It helps that the industry reacted quickly. The Direct Marketing Association issued guidelines for its members, the U.S. Postal Service formed a task force and the Magazine Publishers of America released secure-mailing recommendations.
But individual marketers and agencies did not stand idly by. Devon Direct Euro RSCG began putting together a Web site, available to all DMA members, enabling consumers to check the veracity of mailings they receive. Marketers such as Procter & Gamble Co. and Nissan North America, at considerable expense, pulled some innocent programs that, in the light of the anthrax news, could conceivably unnerve consumers. Cox Target Media, which mails Val-Pak coupon envelopes, committed to an extra $50,000 a year for special sealant to discourage tampering. Undoubtedly, more such measures will come to light in the days ahead.

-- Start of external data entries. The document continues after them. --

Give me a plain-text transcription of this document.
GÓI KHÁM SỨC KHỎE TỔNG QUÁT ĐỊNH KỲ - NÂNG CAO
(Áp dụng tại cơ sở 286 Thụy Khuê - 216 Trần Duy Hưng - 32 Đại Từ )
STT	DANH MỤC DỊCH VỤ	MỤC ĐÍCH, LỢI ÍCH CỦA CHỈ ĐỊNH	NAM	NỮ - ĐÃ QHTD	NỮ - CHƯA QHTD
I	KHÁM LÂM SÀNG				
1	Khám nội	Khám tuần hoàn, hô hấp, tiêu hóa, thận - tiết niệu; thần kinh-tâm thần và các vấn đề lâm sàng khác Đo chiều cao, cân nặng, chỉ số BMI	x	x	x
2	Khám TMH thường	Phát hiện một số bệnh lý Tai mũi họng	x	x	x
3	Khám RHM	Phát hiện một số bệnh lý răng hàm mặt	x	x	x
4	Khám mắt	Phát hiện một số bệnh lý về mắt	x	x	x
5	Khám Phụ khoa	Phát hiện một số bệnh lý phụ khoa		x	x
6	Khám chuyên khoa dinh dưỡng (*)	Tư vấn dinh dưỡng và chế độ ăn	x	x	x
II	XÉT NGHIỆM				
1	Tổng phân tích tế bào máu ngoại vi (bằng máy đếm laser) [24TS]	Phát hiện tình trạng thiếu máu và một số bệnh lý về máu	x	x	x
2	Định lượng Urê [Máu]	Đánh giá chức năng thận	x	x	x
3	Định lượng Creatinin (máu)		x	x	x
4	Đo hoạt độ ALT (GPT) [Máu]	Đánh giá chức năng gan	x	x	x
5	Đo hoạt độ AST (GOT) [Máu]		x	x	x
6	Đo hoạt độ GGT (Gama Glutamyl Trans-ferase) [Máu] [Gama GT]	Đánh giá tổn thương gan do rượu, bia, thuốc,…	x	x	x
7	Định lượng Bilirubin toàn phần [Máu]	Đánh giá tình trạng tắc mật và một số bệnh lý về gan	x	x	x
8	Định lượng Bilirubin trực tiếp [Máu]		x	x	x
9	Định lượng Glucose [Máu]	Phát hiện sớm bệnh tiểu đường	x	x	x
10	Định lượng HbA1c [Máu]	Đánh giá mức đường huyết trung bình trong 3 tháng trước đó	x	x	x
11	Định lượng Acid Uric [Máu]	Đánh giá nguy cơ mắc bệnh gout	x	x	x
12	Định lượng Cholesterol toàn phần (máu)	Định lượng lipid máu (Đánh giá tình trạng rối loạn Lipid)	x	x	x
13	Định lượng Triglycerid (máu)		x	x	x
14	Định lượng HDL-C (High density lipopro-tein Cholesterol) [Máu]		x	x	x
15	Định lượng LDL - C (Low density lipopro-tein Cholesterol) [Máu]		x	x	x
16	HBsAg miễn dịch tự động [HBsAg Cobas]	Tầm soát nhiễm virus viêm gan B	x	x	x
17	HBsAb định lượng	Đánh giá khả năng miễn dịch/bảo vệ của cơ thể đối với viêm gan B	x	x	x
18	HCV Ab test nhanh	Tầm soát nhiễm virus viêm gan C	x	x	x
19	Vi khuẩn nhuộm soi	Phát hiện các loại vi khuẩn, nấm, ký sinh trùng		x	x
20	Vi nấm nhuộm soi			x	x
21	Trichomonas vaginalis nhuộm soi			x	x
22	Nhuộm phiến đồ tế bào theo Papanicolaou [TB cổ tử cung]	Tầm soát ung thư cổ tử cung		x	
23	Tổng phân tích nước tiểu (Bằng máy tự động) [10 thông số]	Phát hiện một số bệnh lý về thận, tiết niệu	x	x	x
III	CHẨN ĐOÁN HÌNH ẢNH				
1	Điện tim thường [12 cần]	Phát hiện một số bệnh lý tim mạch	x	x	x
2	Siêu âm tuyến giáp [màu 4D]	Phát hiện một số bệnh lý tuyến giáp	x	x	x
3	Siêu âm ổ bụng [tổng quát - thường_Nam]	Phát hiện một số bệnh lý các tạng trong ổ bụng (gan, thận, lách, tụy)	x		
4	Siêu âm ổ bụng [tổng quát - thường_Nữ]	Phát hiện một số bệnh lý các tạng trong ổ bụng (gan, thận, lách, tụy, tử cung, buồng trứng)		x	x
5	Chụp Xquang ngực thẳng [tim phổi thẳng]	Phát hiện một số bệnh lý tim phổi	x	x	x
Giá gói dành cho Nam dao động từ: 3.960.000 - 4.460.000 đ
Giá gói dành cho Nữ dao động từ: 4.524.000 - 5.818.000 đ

With nearly all forms of mail falling under at least some suspicion, those marketers that rely on tricks and ploys to entice consumers to open solicitations will be the most vulnerable. The more familiar companies and direct-mail brands are in a vastly better position to weather the scare. Direct marketers are, after all, in the relationship business. Consumers have learned over the years to trust Carol Wright, Lands' End, Columbia House and other old friends in the mailbox.
Marketers that have established the best relationships with consumers and that adapt to keep the faith-even if it ultimately means investing in expensive tamper-resistant packaging during a tough economic year-are the ones that will continue to keep the public trust.